The campaign determined Waller was the attacker, so Hopton had to choose his field of battle, and see which of his troops were available. I'd have to say Hopton picked his field of battle very, competitively, I had no luck influencing it. However when it came to reserves, he found himself with few troops on the ground.

Hopton Deployed an modest foot centre, defending a stonewalled field, with Horse flanks. Waller deployed his weakest troops to the left, a strong Foot and Artillery centre, and a veteran Horse flank on the right:

There was an opening Cannonade by both sides, which saw Wallers heavy gun 'Bess' inflict casualties on the Royalist centre. Once this was over the Parlimentary foot began an enthusiastic advance.

The Royalists elected to stand and take it until the reserves arrived in force, meanwhile the centre of the Parliamentarians closed, whilst the Horse moved more slowly.

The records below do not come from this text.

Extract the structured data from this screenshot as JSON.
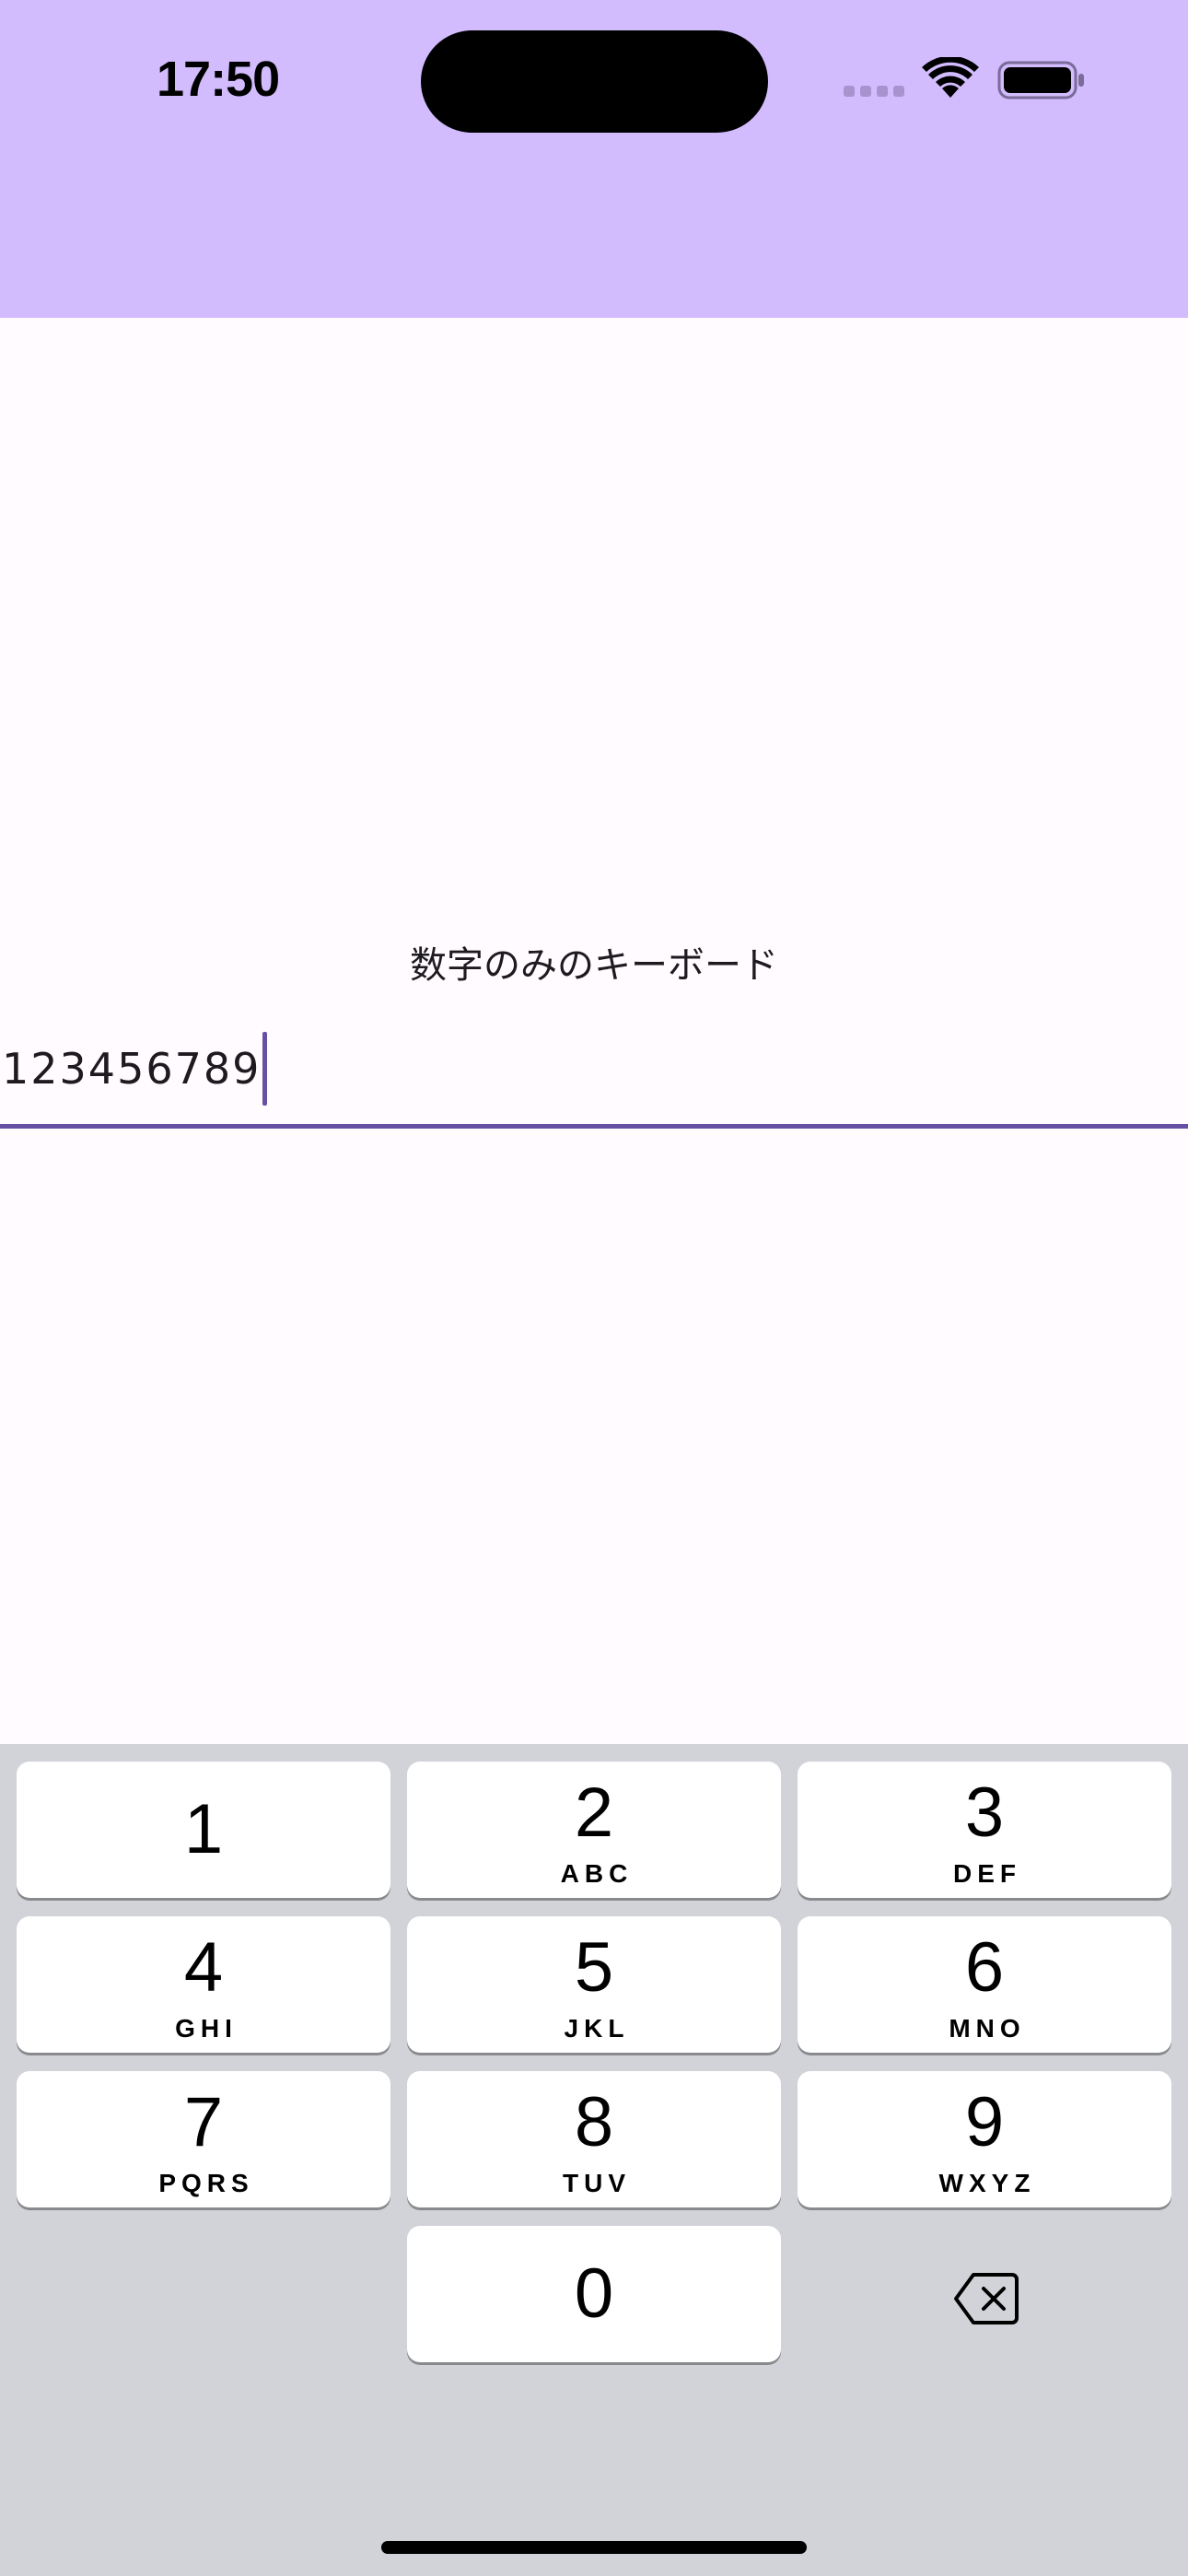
{
  "status_bar": {
    "time": "17:50",
    "icons": [
      "cellular-signal-icon",
      "wifi-icon",
      "battery-icon"
    ]
  },
  "app_bar": {
    "background_color": "#d2bcfe"
  },
  "form": {
    "label": "数字のみのキーボード",
    "value": "123456789",
    "accent_color": "#6750a4"
  },
  "keypad": {
    "keys": [
      {
        "digit": "1",
        "letters": ""
      },
      {
        "digit": "2",
        "letters": "ABC"
      },
      {
        "digit": "3",
        "letters": "DEF"
      },
      {
        "digit": "4",
        "letters": "GHI"
      },
      {
        "digit": "5",
        "letters": "JKL"
      },
      {
        "digit": "6",
        "letters": "MNO"
      },
      {
        "digit": "7",
        "letters": "PQRS"
      },
      {
        "digit": "8",
        "letters": "TUV"
      },
      {
        "digit": "9",
        "letters": "WXYZ"
      },
      {
        "digit": "0",
        "letters": ""
      }
    ],
    "delete_icon": "backspace-icon",
    "background_color": "#d1d3d9"
  }
}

The centre moved into range of the Royalists and started to hammer them with fire, The royalists however were able to keep their heads down and suffered negligable losses. Hopton kept them in check and used the field as a strong point to marshal his forces from as a trickle of reserves began to arrive.

On Wallers right Hoptons horse charged, and did some harm, but the Parliament horse could throw reserves in where the royalsts could not, and soon pursued the remnants of the royalist troop off the field. Then another troop of royalists inflicted a similar result onto another unit of the right flank, they pursued of course, taking their commander with them. Not having a commander around can cripple forces, but even so this left my infantry exposed, so as a precaution Waller formed the right flank company of foot into a pike stand.

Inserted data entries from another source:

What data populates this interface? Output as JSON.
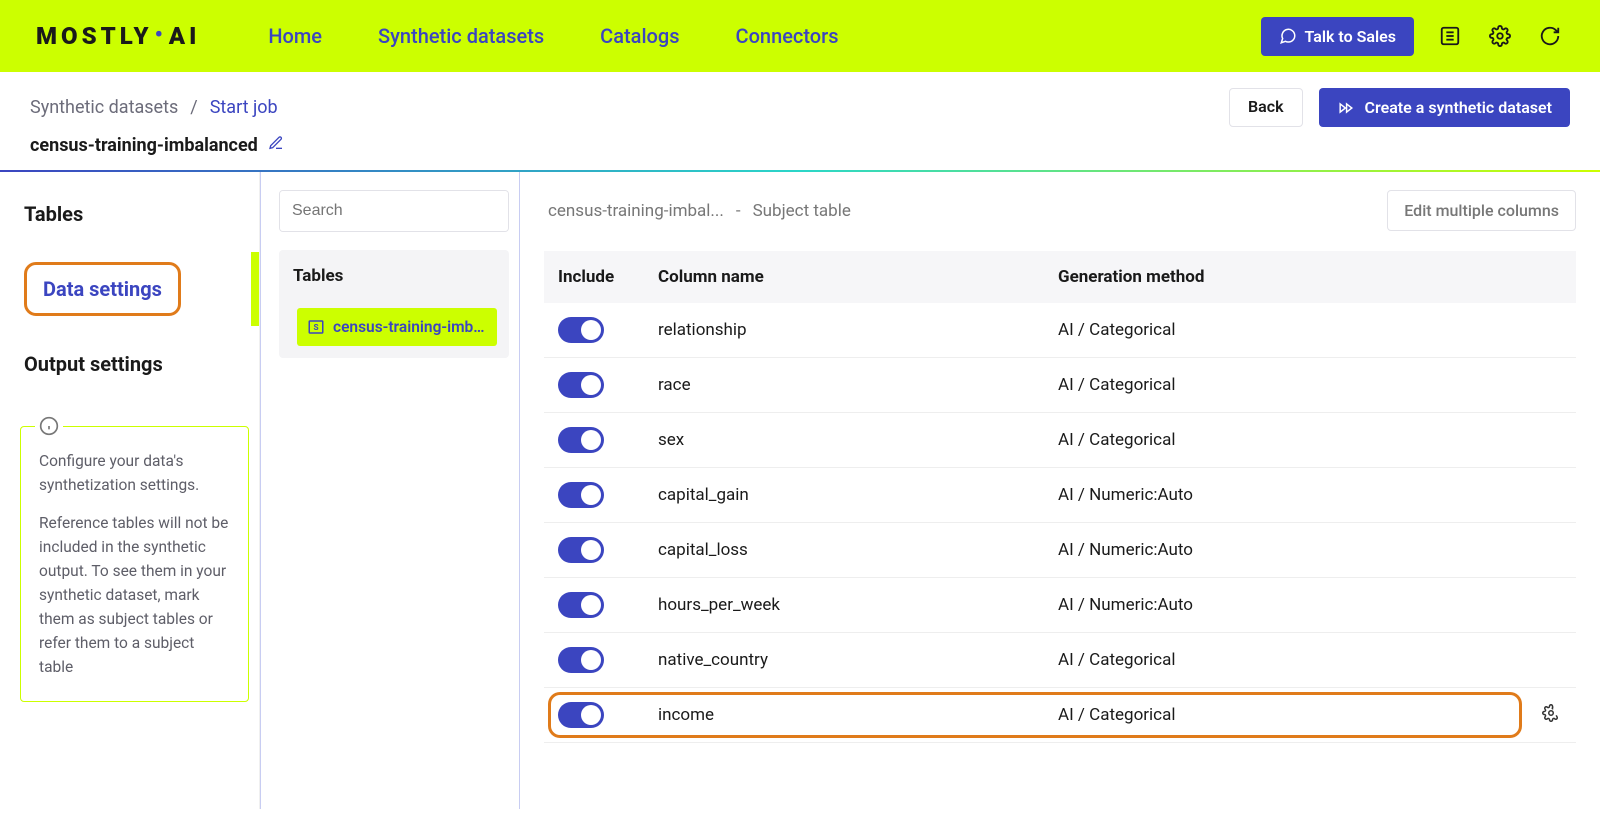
{
  "brand": "MOSTLY·AI",
  "nav": {
    "items": [
      "Home",
      "Synthetic datasets",
      "Catalogs",
      "Connectors"
    ]
  },
  "topbar": {
    "talk_to_sales": "Talk to Sales"
  },
  "breadcrumb": {
    "root": "Synthetic datasets",
    "current": "Start job"
  },
  "header_actions": {
    "back": "Back",
    "create": "Create a synthetic dataset"
  },
  "dataset": {
    "name": "census-training-imbalanced"
  },
  "left_nav": {
    "tables": "Tables",
    "data_settings": "Data settings",
    "output_settings": "Output settings"
  },
  "info": {
    "p1": "Configure your data's synthetization settings.",
    "p2": "Reference tables will not be included in the synthetic output. To see them in your synthetic dataset, mark them as subject tables or refer them to a subject table"
  },
  "tables_panel": {
    "search_placeholder": "Search",
    "header": "Tables",
    "items": [
      "census-training-imbal..."
    ]
  },
  "columns_panel": {
    "table_label": "census-training-imbal...",
    "separator": "-",
    "subtitle": "Subject table",
    "edit_multiple": "Edit multiple columns",
    "headers": {
      "include": "Include",
      "name": "Column name",
      "method": "Generation method"
    },
    "rows": [
      {
        "name": "relationship",
        "method": "AI / Categorical",
        "included": true,
        "highlight": false,
        "gear": false
      },
      {
        "name": "race",
        "method": "AI / Categorical",
        "included": true,
        "highlight": false,
        "gear": false
      },
      {
        "name": "sex",
        "method": "AI / Categorical",
        "included": true,
        "highlight": false,
        "gear": false
      },
      {
        "name": "capital_gain",
        "method": "AI / Numeric:Auto",
        "included": true,
        "highlight": false,
        "gear": false
      },
      {
        "name": "capital_loss",
        "method": "AI / Numeric:Auto",
        "included": true,
        "highlight": false,
        "gear": false
      },
      {
        "name": "hours_per_week",
        "method": "AI / Numeric:Auto",
        "included": true,
        "highlight": false,
        "gear": false
      },
      {
        "name": "native_country",
        "method": "AI / Categorical",
        "included": true,
        "highlight": false,
        "gear": false
      },
      {
        "name": "income",
        "method": "AI / Categorical",
        "included": true,
        "highlight": true,
        "gear": true
      }
    ]
  }
}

It was time to finish the business of the day. With both Royalist flanks clearly stalled, Waller sent the Tower Hamlets trained band in against the field. Melees involved lots of dice rolls in this fight it was around 40 D6 for me against 30 for the Royalists. Hoever they were conscripts, whereas the trained band were London veterans. I had twice the chance of causing damage, and did so with aplomb.

The Conscripts were wiped out, and Hopton fell amongst them. The Royalists had to hand command to another in the centre (a dice roll determining quality), sadly only toadying fop was available for the task. His brief command was of little help to their campaign; he too was killed when the trained band rolled up the second company of foot in the centre. The next available commander could was barely old enough to sit in a saddle, and despite some reserves coming up into places they could stall the enemy, he decided to seek Parley.

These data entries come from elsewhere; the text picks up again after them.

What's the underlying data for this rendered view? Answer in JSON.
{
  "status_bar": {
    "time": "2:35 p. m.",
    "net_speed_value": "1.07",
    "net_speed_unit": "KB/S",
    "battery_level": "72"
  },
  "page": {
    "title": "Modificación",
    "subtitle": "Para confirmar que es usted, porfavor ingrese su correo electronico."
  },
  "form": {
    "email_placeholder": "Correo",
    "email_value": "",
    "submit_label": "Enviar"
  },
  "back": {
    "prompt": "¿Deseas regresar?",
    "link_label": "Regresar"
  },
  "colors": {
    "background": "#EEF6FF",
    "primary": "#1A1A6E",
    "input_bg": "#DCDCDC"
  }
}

Parley gives a commander opportunity to end a battle early on favourable terms, in this instance Waller was prepared to listen, and the parley went well for the Royalists, but none the less they were found to be well beaten; to everyones relief, Hopton limped into camp late that night, anasty concussion and a cracked skull had left him amogst those lain on the field until sunset.

All in all Regiment of Foote give an excellent feel for the period, with lots of nuances that add to it reflecting the particular circumstances of the English Civil War. It has to be notable too, as a game that possible requires more dice than a game of Warhammer.

It plays to all the Peter Pig/RFCM strengths, is reasonably quick, and good fun.